En effet, depuis plusieurs années, la création d’un Tribunal pénal international pour le Congo est réclamée non seulement par de nombreuses associations congolaises mais aussi des organisations internationales.
Pour les défenseurs de cette cause, depuis la fin des années 90 , la population congolaise de RDC a payé un lourd tribut au cours des multiples conflits : un « rapport mapping » de l’ONU parle de 6 millions de morts. Il est incontestable que l’Est de la RDC a vécu de nombreux massacres de masse. Des massacres qui se sont transformés au fil du temps en guerre entre différents groupes rebelles cette tragédie n’a jamais été reconnue à sa juste valeur par la communauté internationale. Le Rwanda a eu son Tribunal pénal international… pas la RDC. Un sentiment d’injustice partagé par Denis MUKWEGE.

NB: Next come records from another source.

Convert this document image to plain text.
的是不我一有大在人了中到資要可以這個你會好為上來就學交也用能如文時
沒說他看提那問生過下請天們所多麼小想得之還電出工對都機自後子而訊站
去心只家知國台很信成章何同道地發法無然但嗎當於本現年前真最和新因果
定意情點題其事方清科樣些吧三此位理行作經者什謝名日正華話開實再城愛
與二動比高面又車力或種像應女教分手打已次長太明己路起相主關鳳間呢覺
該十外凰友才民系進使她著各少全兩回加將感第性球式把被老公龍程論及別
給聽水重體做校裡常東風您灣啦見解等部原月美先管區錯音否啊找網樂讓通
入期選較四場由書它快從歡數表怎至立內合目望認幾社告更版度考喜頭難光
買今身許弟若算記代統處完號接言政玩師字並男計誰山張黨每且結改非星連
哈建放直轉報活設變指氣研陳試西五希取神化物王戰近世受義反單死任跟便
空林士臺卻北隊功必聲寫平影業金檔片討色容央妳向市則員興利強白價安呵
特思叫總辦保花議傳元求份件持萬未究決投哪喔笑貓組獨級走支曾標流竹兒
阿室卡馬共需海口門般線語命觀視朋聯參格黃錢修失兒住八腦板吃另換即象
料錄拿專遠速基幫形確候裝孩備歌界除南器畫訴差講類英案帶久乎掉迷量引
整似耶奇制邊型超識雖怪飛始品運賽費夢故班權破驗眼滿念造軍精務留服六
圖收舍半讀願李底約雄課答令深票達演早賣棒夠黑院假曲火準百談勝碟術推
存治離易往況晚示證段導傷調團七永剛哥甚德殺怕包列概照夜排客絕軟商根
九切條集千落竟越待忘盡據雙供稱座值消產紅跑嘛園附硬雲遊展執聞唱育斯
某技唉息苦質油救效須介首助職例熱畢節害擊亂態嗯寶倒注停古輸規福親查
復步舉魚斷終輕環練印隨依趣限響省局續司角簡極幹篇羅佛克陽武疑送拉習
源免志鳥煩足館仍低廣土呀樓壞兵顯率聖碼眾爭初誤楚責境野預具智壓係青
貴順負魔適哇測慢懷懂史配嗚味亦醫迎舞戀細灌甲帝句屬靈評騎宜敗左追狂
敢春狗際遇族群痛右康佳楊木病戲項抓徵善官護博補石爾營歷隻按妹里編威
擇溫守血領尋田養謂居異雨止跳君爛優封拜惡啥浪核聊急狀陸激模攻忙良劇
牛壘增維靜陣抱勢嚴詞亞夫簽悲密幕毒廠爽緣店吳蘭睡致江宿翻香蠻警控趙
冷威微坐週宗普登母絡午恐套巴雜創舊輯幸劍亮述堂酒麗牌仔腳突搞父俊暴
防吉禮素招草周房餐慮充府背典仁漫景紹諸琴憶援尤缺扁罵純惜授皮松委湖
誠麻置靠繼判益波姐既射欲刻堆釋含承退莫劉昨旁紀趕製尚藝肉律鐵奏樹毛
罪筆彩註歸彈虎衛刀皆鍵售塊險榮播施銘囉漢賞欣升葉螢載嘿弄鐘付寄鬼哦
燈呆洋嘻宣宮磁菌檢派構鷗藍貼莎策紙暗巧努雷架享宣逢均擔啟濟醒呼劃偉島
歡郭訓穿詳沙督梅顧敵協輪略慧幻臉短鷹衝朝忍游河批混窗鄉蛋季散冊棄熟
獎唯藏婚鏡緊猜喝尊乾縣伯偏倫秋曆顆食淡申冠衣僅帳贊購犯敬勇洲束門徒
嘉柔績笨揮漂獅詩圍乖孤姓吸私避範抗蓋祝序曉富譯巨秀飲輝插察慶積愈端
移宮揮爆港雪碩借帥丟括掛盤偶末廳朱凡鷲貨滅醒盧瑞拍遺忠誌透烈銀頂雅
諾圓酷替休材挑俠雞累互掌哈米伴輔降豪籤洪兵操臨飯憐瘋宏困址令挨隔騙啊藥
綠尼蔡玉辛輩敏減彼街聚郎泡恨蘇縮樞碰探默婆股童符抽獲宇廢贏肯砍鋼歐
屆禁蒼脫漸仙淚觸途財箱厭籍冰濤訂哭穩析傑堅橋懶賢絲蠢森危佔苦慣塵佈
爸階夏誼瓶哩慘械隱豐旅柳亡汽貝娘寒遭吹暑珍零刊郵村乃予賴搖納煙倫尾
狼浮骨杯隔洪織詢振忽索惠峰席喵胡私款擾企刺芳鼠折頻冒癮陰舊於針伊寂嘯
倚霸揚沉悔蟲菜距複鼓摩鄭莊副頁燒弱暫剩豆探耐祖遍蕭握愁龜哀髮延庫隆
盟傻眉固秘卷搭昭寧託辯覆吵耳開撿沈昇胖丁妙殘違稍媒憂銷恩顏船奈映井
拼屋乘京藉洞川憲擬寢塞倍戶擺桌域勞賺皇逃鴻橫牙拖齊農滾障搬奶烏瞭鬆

Du côté du gouvernement, il faut noter qu’en 2011, un projet de loi portant création de la cour spécialisée des droits de l’homme; qui entendait mettre en place un tribunal spécial pour juger les auteurs et commanditaires des violations massives des droits de l’homme tels que des crimes contre l’humanité, de guerre, de génocide commis en RDC depuis 1990 à ce jour, avait été soumis par le ministre de la Justice de l’époque , LUZOLO BAMBI, au sénat (qui l’avait rejeté).
Peut on dire qu’il manque de volonté politique? En tout cas le Dr. MUKWEGE relance le débat sur cette question et l’affaire reste à suivre.